Publié dans : Culture et Territoires

Réinterroger les dispositifs PACT, ID en Campagne et Aux arts lycéens par FRACA-MA (Fédération Régionale des Acteurs Culturels Assocaitifs - Musiques Actuelles

Préambule :

Dans un souci de cohérence avec l’ensemble du propos, la contribution complète et transversale de la Fraca-Ma a été publiée dans la catégorie « Coopération, réseaux et structuration« . Néanmoins, dès que cela a été possible, des parties de cette contribution intégrale ont été ventilées dans les thématiques appropriées.

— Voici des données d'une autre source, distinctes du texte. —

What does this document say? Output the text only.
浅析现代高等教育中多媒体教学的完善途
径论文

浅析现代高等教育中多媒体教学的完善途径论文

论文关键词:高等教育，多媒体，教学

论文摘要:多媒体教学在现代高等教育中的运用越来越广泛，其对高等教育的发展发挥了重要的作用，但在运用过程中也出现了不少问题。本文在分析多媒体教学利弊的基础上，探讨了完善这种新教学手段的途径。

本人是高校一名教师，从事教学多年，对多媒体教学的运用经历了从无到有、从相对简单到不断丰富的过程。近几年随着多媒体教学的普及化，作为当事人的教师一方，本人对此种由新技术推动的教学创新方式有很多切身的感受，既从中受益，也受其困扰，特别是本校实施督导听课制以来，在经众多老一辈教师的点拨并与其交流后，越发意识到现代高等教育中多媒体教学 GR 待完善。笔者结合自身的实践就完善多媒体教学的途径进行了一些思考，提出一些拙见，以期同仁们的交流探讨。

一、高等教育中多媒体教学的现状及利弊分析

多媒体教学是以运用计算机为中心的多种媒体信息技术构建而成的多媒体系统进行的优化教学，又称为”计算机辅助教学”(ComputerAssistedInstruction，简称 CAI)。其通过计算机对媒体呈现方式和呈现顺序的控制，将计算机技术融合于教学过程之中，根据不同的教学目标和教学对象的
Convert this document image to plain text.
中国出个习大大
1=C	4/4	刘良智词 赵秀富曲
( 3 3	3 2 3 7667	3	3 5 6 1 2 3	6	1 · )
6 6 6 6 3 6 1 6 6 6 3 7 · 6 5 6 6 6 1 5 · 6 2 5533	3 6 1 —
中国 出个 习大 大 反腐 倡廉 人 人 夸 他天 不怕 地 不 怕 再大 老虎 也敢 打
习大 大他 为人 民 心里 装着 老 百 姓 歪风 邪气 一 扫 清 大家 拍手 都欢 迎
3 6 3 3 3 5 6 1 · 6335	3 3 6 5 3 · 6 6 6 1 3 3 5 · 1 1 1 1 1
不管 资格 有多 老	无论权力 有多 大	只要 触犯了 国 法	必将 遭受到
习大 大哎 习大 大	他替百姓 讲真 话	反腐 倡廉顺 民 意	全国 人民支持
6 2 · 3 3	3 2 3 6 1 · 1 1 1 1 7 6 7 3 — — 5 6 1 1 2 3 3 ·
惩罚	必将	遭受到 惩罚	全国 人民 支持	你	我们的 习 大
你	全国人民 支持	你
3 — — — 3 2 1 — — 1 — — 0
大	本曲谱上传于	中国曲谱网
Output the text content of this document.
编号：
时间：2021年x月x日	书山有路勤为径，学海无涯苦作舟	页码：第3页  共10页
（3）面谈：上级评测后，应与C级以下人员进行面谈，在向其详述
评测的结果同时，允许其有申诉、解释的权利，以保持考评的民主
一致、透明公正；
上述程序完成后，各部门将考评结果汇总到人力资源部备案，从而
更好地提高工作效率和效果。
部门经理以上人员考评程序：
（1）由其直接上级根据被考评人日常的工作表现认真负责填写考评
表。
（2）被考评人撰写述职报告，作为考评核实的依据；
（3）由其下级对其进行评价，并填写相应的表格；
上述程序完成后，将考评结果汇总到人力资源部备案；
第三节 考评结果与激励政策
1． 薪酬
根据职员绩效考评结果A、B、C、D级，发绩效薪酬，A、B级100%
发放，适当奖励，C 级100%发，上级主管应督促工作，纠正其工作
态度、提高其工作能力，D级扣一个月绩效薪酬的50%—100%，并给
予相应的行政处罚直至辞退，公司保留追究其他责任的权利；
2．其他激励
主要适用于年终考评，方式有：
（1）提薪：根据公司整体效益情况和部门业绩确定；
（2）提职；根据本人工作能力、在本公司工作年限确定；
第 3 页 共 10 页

La Fraca-Ma propose de réinterroger certains dispositifs de la Région Centre-Val de Loire directement concernés par cette thématique

1. PACT

Ne pas faire partie d’un conventionnement PACT peut exclure certaines structures de l’accès à toute forme d’aide à la diffusion de la part de la Région. Par ailleurs quand un territoire, une collectivité porte un PACT, il estime parfois qu’il s’agit d’une fin en soi, la justification pleine et entière d’une politique culturelle qui se suffit à elle-même. Il peut ainsi parfois y avoir un problème de concentration et de non diversification des moyens à travers ce dispositif. De plus, il n’y a pas de prise en compte des budgets techniques dans la subvention PACT (alors que pour les porteurs de PACT, qui n’ont généralement pas de salle équipée, voire pas de régisseur, c’est un budget conséquent car nécessitant une prestation/compétence à mobiliser en externe).
Enfin, le calendrier de dépôt des demandes est très contraignant : les budgets sont figés dès septembre pour l’ensemble de l’année N+1, ce qui est peu adapté aux pratiques de programmation dans les musiques actuelles (en excluant par exemple toute programmation « coup de cœur » ou liée à une opportunité de tournée…)

En résumé :

  • Ne pas limiter l’aide à la diffusion aux seuls conventionnements PACT
  • Intégrer les budgets techniques aux dotations financières
  • Assouplir le calendrier des dépôts de demandes

2. ID en Campagne

Le dispositif nécessite de s’associer à plusieurs acteurs / associations : critère très contraignant et à assouplir.
Caractère innovant du projet : doit-on systématiquement « réinventer » ? Le caractère innovant ne réside-t-il pas dans la création de nouveaux partenariats ou l’action sur un territoire peu doté culturellement.

3. Aux arts lycéens

Le secteur des musiques actuelles s’empare trop peu de ce dispositif, sans doute du fait, encore une fois, de la temporalité très contraignante. Mais également du fait parfois de la méconnaissance, voire du préjugé et de la frilosité des chefs d’établissements et équipes pédagogiques quant au secteur des musiques actuelles. Il faut donc favoriser une forme de pédagogie envers cette catégorie de professionnels de l’éducation.